Many of the wines are exclusives, which he believes is “really important” because it gives you “a special position in the market”. He expands: “You are recognised for that special contact with the producers.”
Some of the leading French estates have been with the restaurant since Albert and Michel Roux Snr opened it in 1967 and, Rémi says, they have “privileged access” to these wines.

'That was one of those moments in life you will never forget'
He has added more wines under £100 and more wines at the higher end (£10,000-15,000) – so the result is a balanced selection. “That’s something I learned when I started in the UK (in 2004) with master sommeliers like Gérard Basset and Xavier Rousset. Your price range has to be balanced – you can’t put one wine under £100 and the rest over £1,000.”
Last year he sold a Chateau d’Yquem 1849 (recorked in 1998) for £22,000. “That was one of those moments in life you will never forget,” he says.

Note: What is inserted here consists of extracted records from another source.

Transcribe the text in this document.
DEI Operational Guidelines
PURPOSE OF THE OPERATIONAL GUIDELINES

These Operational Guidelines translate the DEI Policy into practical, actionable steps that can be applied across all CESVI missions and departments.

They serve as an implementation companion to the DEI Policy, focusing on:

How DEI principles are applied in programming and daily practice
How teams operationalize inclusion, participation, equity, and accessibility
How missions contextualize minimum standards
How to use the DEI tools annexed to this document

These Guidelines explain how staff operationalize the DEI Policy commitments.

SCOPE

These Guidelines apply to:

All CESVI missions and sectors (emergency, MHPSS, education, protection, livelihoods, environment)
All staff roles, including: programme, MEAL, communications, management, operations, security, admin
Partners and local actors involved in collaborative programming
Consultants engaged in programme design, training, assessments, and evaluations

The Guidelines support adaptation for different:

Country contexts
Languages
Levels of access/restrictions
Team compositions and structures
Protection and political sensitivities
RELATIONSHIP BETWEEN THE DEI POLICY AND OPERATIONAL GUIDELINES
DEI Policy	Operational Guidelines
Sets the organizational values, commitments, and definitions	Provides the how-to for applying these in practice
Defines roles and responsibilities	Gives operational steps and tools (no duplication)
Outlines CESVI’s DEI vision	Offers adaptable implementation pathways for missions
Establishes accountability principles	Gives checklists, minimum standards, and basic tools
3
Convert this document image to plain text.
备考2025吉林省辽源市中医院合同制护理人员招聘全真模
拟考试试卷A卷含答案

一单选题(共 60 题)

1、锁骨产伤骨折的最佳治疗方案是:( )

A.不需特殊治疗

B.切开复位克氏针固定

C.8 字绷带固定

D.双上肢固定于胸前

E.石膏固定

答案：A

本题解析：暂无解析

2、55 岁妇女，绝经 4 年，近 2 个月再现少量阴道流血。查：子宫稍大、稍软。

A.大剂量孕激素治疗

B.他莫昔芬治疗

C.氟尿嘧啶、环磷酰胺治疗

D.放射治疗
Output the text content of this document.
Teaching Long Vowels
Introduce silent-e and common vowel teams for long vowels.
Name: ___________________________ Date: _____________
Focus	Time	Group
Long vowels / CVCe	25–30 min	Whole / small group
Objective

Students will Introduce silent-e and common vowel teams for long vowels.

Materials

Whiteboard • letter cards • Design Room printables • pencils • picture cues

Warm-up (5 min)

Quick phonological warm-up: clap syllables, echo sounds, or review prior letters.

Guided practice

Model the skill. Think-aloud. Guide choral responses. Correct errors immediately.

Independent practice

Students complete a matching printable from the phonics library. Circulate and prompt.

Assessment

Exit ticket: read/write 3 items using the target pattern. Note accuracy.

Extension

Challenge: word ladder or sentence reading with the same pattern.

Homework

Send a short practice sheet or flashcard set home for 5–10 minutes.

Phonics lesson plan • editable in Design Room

It meant more to him because it was a Château D’Yquem from 1988 that lured him from the kitchen and set him on the road to becoming one of the UK’s leading sommeliers. “When I put it to my lips I tasted nectar,” he recalls.
Now he is looking for another expensive wine. He tells me: “I’d like to put something at £25,000 or £30,000 – but I want to choose the wine for it; I want to make sure this is the bottle that will sell even if I’m not here to sell it and the guest will be like, ‘I want this wine, I know it’s a good price, even though it’s £25,000 or £30,000’. My mind needs to be clear and relaxed that the wine will be good. So, I don’t want to choose any wine – I want to choose THE wine. I don’t know yet which one but… It might not happen in the next two or three months, but it will happen.”